Turing's Cathedral is an interesting look at computing at the 60th anniversary of John von Neumann's proposal for the digital computer. It cover aspects of computational models, biology, AI and the growing wealth of knowledge on the internet.
The quotes below show how we have far exceeded the original expectations of computation. Even though we are still programming the von Nuemann architecture / Turing machines, I have always wondered how much the languages we use would change given an entirely different computational model.
"When the machine finally became operational in 1951, it had 5 kilobytes of random-access memory: a 32 x 32 x 40 matrix of binary digits, stored as a flickering pattern of electrical charge, shifting from millisecond to millisecond on the surface of 40 cathode-ray tubes."
"By breaking the distinction between numbers that mean things and numbers that do things, von Neumann unleashed the power of the stored-program computer, and our universe would never be the same."
"In the early 1950s, when mean time between memory failure was measured in minutes, no one imagined that a system depending on every bit being in exactly the right place at exactly the right time could be scaled up by a factor of 10^13 in size, and down by a factor of 10^6 in time. Von Neumann, who died prematurely in 1957, became increasingly interested in understanding how biology has managed (and how technology might manage) to construct reliable organisms out of unreliable parts. He believed the von Neumann architecture would soon be replaced by something else. Even if codes could be completely debugged, million-cell memories could never be counted upon, digitally, to behave consistently from one kilocycle to the next."
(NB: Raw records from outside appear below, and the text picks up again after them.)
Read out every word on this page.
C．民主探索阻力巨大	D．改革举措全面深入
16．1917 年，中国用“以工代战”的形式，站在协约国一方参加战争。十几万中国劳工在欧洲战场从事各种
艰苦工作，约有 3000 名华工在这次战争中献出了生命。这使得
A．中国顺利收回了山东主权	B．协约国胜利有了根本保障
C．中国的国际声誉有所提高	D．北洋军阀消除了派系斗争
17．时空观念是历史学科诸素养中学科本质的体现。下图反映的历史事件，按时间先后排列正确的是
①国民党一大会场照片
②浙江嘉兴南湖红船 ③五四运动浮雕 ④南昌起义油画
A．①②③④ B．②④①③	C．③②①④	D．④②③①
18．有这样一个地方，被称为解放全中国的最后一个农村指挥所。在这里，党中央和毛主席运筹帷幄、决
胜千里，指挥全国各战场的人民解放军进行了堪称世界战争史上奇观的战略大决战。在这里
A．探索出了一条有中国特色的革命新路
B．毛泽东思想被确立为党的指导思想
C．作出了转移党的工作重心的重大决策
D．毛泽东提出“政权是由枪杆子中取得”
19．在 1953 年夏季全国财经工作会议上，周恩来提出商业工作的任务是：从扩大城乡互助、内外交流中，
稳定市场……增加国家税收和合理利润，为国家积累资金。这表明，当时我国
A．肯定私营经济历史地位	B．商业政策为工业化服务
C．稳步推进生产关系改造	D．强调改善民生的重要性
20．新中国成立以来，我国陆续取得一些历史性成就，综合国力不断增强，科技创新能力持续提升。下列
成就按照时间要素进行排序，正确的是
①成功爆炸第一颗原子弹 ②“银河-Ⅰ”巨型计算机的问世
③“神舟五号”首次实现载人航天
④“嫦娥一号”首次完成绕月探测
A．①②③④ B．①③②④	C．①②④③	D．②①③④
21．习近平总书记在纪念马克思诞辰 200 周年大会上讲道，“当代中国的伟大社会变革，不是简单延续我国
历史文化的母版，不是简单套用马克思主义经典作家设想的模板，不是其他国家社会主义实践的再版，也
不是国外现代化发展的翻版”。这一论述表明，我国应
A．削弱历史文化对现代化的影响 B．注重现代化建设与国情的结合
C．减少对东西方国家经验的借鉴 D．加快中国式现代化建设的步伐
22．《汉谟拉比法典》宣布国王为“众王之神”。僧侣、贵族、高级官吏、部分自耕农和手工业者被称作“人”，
"As organisms, we possess two outstanding repositories of information: the information conveyed by our genes, and the information stored in our brains. Both of these are based upon non-von-Neumann architectures, and it is no surprise that Von Neumann became fascinated with these examples as he left his chairmanship of the AEC (where he had succeeded Lewis Strauss) and began to lay out the research agenda that cancer prevented him from following up."
"We can divide the computational universe into three sectors: computable problems; non-computable problems (that can be given a finite, exact description but have no effective procedure to deliver a definite result); and, finally, questions whose answers are, in principle, computable, but that, in practice, we are unable to ask in unambiguous language that computers can understand."